I am not jesting: there is more truth in the above, than I am able to express. Looking back upon yourself injures you more than all your faults, and self-love is certainly the cause of it. But why are you so astonished at this discovery? Did you not know that you were a self-loving child of Adam, like myself and others? Ought we to be melancholy on making such a discovery, or rather ought we not to strike up a “Te Deum laudamus,”* that the Lord has granted us such a special favor, as the knowledge of ourselves? No one can more cheerfully chaunt a “Te Deum,” than he that knows and despises himself.

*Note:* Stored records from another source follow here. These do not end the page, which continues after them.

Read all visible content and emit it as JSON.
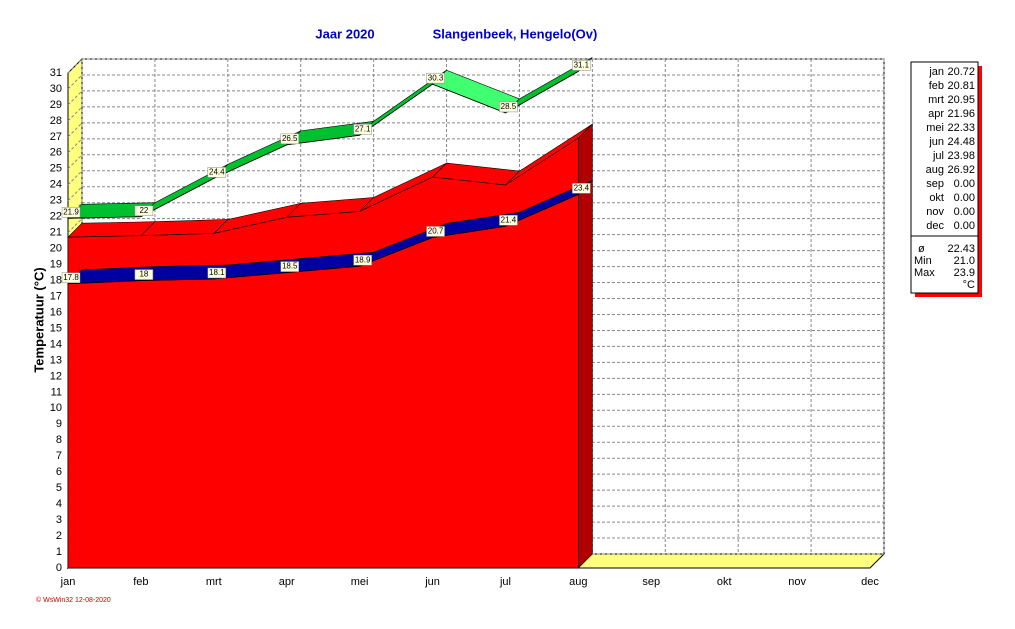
{
  "chart_data": {
    "type": "area",
    "title": "Jaar  2020",
    "subtitle": "Slangenbeek, Hengelo(Ov)",
    "y_label": "Temperatuur  (°C)",
    "footer": "© WsWin32  12-08-2020",
    "categories": [
      "jan",
      "feb",
      "mrt",
      "apr",
      "mei",
      "jun",
      "jul",
      "aug",
      "sep",
      "okt",
      "nov",
      "dec"
    ],
    "ylim": [
      0,
      31
    ],
    "yticks": [
      0,
      1,
      2,
      3,
      4,
      5,
      6,
      7,
      8,
      9,
      10,
      11,
      12,
      13,
      14,
      15,
      16,
      17,
      18,
      19,
      20,
      21,
      22,
      23,
      24,
      25,
      26,
      27,
      28,
      29,
      30,
      31
    ],
    "grid": true,
    "series": [
      {
        "color": "#ff0000",
        "values": [
          20.72,
          20.81,
          20.95,
          21.96,
          22.33,
          24.48,
          23.98,
          26.92,
          null,
          null,
          null,
          null
        ]
      },
      {
        "color": "#00ff40",
        "values": [
          21.9,
          22.0,
          24.4,
          26.5,
          27.1,
          30.3,
          28.5,
          31.1,
          null,
          null,
          null,
          null
        ]
      },
      {
        "color": "#0000ff",
        "values": [
          17.8,
          18.0,
          18.1,
          18.5,
          18.9,
          20.7,
          21.4,
          23.4,
          null,
          null,
          null,
          null
        ]
      }
    ],
    "summary": {
      "rows": [
        [
          "jan",
          "20.72"
        ],
        [
          "feb",
          "20.81"
        ],
        [
          "mrt",
          "20.95"
        ],
        [
          "apr",
          "21.96"
        ],
        [
          "mei",
          "22.33"
        ],
        [
          "jun",
          "24.48"
        ],
        [
          "jul",
          "23.98"
        ],
        [
          "aug",
          "26.92"
        ],
        [
          "sep",
          "0.00"
        ],
        [
          "okt",
          "0.00"
        ],
        [
          "nov",
          "0.00"
        ],
        [
          "dec",
          "0.00"
        ]
      ],
      "stats": [
        [
          "ø",
          "22.43"
        ],
        [
          "Min",
          "21.0"
        ],
        [
          "Max",
          "23.9"
        ]
      ],
      "unit": "°C"
    }
  }
}
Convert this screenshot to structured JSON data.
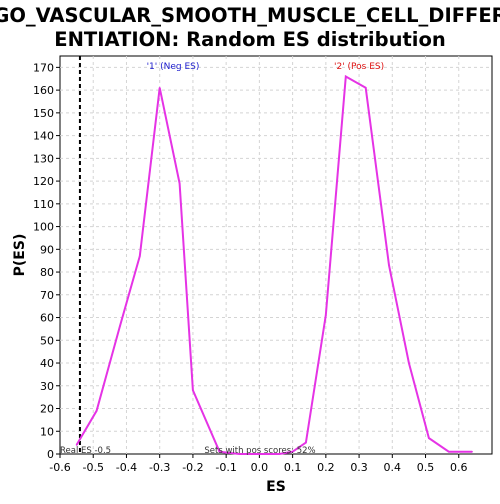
{
  "chart_data": {
    "type": "line",
    "title_line1": "GO_VASCULAR_SMOOTH_MUSCLE_CELL_DIFFER",
    "title_line2": "ENTIATION: Random ES distribution",
    "xlabel": "ES",
    "ylabel": "P(ES)",
    "xlim": [
      -0.6,
      0.7
    ],
    "ylim": [
      0,
      175
    ],
    "xticks": [
      -0.6,
      -0.5,
      -0.4,
      -0.3,
      -0.2,
      -0.1,
      0.0,
      0.1,
      0.2,
      0.3,
      0.4,
      0.5,
      0.6
    ],
    "xtick_labels": [
      "-0.6",
      "-0.5",
      "-0.4",
      "-0.3",
      "-0.2",
      "-0.1",
      "0.0",
      "0.1",
      "0.2",
      "0.3",
      "0.4",
      "0.5",
      "0.6"
    ],
    "yticks": [
      0,
      10,
      20,
      30,
      40,
      50,
      60,
      70,
      80,
      90,
      100,
      110,
      120,
      130,
      140,
      150,
      160,
      170
    ],
    "grid": true,
    "series": [
      {
        "color": "#e533e5",
        "x": [
          -0.55,
          -0.49,
          -0.42,
          -0.36,
          -0.3,
          -0.24,
          -0.2,
          -0.12,
          -0.06,
          0.0,
          0.06,
          0.1,
          0.14,
          0.2,
          0.26,
          0.32,
          0.39,
          0.45,
          0.51,
          0.57,
          0.64
        ],
        "y": [
          4,
          19,
          56,
          87,
          161,
          119,
          28,
          1,
          0,
          0,
          0,
          1,
          5,
          61,
          166,
          161,
          83,
          40,
          7,
          1,
          1
        ]
      }
    ],
    "real_es_line": {
      "x": -0.54,
      "style": "dashed",
      "color": "#000000"
    },
    "annotations": {
      "neg_label": "'1' (Neg ES)",
      "pos_label": "'2' (Pos ES)",
      "neg_color": "#1a1acc",
      "pos_color": "#dd1111",
      "real_es_text": "Real ES -0.5",
      "sets_text": "Sets with pos scores: 52%"
    }
  }
}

You say, in your last, that the pain on account of what you have done, is still very poignant. This I do not understand. Yield yourself up in God’s name: we are not a thing that is so much worth looking at. If you cannot offer yourself up as well as you could wish, bear with yourself willingly and quietly, and sweetly turn away your inward eye from yourself, and fix it inwardly upon Him, ia whom is all jour salvation.
We must heartily believe that we are wretched, evil, and incapable of doing any good ; yet we must not tell this to everyone, but speak of the greatness, and goodness, and blessedness of our God, and that in him, all salvation and felicity dwell. Let this be the subject on which we meditate, of which we speak and sing, and in which alone we rejoice. Amen !
* (Te Deum laudamus "Thee, O God, we praise") is a Latin Christian hymn written in 387 A.D. It is central to the Ambrosian hymnal, which spread throughout the Latin Church with other parts of the Milanese Rite in the 6th to 8th centuries, and it is sometimes known as "the Ambrosian Hymn" although authorship by Saint Ambrose is unlikely. The term Te Deum can also refer to a short religious service (of blessing or thanks) based upon the hymn.